Net exports are likely to have a minimal effect on real GDP in the September quarter, but with short-term arrivals on the rise, the tourism sector could soon turn around.
According to the Australian Bureau of Statistics, Australia’s trade deficit narrowed in September to $284 million; over the September quarter the deficit was $2.39 billion. This compares with a trade deficit of $2.245 billion in the June quarter. On the basis of that result, net exports are likely to have a negligible contribution to real GDP in September.
Total exports rose by 0.5 per cent in September, while imports were down 1 per cent. This could be due to the Australian dollar appreciating earlier in the year, which can take some time to flow through the economy, but the month-to-month movements for international trade can be particularly volatile and I would not put too much weight on it.
Merchandise exports to China are up almost 70 per cent over the year to September and are 25 per cent higher over the first nine months of 2013 compared with the same period in 2012. China now accounts for almost 38 per cent of Australian merchandise exports (up from 32 per cent at the end of 2012).
Western Australia continues to run a sizable surplus, offsetting the deficits run by Victoria and New South Wales. While for resources, iron ore exports were up by $120 million, while coal exports fell by $68 billion.
Consumption imports fell by 3 per cent in September but were up 7.1 per cent after strong growth in both July and August. On Monday the ABS released retail trade for the September quarter (‘Shopping for sustainable consumption growth, November 4), which showed that retail volumes rose by 0.7 per cent in the September quarter. However, it appears that much of this reflected by rising imports rather than from domestic producers.
But there is some cause for optimism in the export sector, particularly for the tourism sector. Short-term overseas arrivals continued to pick up in September, and in trend terms have increased by 2 per cent over the year. Short-term arrivals from China have increased 29 per cent since last September.
Despite the fact that the Australian dollar remains ‘uncomfortably high’ to quote Reserve Bank governor Glenn Stevens, the depreciation since April has made Australia more attractive to overseas travellers.

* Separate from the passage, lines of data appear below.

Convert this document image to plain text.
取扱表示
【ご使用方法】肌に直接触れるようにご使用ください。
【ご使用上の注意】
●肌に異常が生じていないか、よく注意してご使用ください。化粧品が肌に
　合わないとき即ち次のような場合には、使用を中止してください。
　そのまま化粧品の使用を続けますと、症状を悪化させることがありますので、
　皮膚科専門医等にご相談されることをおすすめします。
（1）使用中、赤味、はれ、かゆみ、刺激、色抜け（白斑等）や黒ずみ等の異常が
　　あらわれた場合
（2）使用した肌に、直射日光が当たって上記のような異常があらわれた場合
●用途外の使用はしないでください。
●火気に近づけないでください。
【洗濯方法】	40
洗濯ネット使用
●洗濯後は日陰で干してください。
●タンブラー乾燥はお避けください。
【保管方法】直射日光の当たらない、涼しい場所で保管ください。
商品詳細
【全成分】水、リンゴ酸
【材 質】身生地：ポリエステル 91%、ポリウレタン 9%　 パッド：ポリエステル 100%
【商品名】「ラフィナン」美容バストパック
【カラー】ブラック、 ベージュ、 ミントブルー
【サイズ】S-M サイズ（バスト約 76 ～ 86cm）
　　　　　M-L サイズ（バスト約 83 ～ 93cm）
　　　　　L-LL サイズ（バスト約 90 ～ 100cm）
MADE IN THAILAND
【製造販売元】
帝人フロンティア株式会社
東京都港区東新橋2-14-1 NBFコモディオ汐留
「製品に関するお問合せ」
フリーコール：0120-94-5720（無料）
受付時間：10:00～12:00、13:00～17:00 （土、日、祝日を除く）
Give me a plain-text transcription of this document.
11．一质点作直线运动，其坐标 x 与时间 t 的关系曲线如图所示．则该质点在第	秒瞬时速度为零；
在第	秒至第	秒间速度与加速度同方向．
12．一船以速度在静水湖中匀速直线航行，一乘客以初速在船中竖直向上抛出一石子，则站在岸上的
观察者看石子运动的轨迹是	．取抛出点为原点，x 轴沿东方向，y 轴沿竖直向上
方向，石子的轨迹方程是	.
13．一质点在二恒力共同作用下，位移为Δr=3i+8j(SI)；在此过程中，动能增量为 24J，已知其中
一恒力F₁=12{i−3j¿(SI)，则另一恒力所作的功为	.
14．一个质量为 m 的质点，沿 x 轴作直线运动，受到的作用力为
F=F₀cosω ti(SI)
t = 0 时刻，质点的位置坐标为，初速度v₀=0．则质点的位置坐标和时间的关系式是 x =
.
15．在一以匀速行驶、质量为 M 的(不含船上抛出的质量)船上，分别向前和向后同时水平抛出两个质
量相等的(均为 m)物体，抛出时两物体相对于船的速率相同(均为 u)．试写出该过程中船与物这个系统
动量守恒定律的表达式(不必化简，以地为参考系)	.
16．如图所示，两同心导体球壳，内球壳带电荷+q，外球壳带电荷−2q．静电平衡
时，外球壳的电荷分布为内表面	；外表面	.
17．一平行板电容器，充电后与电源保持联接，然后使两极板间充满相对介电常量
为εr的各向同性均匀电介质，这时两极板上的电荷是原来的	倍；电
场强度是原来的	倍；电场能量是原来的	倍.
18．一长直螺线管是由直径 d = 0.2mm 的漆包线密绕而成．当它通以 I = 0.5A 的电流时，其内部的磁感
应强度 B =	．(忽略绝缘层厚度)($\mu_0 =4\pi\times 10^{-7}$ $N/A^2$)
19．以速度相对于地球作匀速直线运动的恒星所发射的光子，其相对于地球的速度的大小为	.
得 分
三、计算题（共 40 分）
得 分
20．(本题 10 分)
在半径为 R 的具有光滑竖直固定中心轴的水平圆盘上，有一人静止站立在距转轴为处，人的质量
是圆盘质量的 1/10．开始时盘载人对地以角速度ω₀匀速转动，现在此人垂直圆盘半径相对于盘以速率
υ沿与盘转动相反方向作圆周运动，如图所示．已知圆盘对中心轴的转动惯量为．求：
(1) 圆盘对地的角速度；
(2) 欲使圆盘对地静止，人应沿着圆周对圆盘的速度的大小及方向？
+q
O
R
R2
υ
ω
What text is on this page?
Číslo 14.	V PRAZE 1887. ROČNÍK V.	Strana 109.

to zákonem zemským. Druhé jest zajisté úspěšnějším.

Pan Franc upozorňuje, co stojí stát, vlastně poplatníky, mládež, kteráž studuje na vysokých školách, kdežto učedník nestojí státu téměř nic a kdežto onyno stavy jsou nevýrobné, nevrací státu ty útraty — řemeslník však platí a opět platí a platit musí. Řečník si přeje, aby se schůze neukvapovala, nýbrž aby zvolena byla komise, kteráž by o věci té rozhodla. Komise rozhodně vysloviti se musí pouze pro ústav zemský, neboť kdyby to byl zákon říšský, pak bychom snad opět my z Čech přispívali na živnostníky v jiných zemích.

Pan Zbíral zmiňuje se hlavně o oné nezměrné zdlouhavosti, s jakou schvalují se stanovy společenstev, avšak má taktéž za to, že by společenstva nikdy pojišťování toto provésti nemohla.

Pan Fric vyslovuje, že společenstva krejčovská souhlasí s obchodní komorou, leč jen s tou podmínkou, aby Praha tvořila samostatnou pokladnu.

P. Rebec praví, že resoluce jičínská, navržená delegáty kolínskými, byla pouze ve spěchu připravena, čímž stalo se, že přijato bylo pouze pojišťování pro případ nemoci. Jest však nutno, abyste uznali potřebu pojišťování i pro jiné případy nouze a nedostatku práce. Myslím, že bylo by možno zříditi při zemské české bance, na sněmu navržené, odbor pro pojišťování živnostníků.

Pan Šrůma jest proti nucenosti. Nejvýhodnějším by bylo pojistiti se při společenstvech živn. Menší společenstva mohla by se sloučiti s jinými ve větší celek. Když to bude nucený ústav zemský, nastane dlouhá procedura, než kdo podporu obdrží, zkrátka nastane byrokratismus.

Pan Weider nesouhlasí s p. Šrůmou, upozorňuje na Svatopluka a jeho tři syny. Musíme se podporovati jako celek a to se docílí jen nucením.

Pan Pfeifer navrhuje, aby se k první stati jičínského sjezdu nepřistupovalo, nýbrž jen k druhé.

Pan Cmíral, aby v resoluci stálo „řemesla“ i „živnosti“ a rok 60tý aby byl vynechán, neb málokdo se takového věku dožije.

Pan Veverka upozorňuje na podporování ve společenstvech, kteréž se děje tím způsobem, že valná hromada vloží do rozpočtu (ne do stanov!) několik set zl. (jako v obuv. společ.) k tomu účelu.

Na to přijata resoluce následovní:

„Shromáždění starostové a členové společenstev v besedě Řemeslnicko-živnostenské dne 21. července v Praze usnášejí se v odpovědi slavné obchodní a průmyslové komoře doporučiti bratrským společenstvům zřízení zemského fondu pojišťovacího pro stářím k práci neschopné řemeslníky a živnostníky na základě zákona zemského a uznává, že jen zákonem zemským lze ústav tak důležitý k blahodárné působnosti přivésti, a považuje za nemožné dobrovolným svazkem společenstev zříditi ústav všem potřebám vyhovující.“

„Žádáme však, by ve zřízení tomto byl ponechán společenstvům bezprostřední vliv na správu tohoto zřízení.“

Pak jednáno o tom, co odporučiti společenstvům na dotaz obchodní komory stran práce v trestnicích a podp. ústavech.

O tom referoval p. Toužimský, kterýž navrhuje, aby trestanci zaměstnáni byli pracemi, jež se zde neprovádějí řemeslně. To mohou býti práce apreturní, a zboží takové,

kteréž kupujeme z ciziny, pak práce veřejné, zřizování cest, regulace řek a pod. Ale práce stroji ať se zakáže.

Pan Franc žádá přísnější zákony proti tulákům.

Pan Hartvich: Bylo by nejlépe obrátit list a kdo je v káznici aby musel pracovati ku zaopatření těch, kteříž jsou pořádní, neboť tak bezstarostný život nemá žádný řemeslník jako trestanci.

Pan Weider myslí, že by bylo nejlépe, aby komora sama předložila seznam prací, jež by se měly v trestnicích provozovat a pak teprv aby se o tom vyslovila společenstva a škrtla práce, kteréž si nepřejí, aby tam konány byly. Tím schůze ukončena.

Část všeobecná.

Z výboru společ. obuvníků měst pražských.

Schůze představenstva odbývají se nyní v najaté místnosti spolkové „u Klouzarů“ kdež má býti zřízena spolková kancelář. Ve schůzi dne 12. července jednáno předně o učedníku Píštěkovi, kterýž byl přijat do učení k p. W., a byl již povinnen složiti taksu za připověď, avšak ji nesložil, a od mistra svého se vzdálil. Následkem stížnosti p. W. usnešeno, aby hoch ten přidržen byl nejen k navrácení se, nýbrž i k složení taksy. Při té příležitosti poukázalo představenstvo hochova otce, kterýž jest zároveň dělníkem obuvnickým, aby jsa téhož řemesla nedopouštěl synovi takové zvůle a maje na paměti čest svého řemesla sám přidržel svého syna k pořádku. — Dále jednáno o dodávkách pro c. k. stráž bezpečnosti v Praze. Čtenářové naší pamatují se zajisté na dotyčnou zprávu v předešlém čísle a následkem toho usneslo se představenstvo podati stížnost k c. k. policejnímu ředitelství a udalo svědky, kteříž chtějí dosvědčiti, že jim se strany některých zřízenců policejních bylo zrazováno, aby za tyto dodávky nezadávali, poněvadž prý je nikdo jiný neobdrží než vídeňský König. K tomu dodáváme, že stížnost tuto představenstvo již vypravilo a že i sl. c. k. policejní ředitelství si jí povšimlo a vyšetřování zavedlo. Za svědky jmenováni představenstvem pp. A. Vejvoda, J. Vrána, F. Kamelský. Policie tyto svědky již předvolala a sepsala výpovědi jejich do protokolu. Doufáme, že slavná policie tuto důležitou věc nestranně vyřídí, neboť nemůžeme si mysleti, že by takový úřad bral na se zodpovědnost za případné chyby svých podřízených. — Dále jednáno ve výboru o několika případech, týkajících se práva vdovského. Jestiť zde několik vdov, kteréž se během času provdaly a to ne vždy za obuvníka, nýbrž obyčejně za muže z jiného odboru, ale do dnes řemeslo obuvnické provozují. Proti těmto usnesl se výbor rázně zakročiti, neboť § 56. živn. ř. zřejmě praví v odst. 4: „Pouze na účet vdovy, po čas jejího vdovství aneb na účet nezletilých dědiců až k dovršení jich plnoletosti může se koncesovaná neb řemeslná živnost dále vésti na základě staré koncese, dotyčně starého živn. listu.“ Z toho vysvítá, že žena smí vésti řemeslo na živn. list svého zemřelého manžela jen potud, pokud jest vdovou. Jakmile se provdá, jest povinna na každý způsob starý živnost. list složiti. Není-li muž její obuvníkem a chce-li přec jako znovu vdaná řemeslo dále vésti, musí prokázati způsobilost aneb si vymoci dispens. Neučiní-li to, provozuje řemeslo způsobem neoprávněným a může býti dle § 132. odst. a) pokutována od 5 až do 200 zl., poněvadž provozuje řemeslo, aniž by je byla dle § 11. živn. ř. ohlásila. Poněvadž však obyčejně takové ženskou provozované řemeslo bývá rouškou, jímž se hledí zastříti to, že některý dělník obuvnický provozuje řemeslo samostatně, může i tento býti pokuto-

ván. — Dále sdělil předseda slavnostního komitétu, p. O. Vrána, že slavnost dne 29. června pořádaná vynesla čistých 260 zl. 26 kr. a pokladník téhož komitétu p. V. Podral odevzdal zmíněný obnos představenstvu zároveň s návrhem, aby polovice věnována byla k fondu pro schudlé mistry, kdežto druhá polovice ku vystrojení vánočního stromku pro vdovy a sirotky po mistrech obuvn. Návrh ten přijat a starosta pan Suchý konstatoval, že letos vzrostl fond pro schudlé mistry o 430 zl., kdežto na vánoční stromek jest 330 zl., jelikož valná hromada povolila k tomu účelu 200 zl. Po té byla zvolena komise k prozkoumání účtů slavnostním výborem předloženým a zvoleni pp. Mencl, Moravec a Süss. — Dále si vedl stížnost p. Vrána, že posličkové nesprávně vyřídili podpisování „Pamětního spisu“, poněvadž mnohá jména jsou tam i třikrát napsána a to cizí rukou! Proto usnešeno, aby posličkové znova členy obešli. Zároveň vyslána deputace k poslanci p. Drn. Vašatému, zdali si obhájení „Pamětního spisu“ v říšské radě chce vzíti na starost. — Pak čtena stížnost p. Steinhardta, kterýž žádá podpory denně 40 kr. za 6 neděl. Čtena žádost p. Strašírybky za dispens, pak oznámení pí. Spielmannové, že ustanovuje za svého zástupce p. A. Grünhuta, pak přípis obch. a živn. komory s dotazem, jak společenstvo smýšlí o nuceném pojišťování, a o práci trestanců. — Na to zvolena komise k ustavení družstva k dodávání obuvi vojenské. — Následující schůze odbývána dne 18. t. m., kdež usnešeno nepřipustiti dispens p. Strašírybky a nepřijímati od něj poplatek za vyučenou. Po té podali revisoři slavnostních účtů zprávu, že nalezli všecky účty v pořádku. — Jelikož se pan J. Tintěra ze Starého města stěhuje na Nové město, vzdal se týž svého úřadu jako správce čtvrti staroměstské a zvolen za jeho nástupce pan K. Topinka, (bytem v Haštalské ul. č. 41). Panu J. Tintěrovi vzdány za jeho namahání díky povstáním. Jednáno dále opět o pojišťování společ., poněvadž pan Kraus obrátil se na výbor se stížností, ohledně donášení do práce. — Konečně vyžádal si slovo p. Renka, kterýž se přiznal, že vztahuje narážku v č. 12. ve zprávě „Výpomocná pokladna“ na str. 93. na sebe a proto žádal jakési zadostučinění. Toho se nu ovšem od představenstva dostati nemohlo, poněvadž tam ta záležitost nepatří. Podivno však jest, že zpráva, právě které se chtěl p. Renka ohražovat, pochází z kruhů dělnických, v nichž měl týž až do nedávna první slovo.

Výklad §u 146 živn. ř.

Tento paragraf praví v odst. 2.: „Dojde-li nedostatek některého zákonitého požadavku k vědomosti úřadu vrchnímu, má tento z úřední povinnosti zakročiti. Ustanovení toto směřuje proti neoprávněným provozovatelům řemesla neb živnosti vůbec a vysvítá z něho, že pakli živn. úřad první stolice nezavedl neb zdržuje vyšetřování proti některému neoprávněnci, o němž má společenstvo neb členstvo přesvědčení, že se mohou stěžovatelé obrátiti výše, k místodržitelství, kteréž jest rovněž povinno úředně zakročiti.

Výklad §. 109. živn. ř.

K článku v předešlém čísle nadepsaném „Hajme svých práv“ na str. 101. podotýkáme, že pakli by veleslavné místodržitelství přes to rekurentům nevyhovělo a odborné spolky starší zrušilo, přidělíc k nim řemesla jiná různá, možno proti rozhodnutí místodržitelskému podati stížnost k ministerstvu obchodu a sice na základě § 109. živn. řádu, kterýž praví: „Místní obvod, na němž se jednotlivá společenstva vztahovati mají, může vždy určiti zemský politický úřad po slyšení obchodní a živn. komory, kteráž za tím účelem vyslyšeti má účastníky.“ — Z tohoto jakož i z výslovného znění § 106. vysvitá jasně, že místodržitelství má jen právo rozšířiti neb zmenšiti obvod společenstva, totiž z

On balance, the data is reasonably positive. Although we cannot rely on net exports to boost GDP growth in the September quarter; overseas travellers are on the rise. The trade deficit may shift to surplus next year as some mining projects progress from the investment and development stage towards production, while the Australian dollar will depreciate once the Fed begins to taper. These factors will provide an environment conducive to growth in the export sector.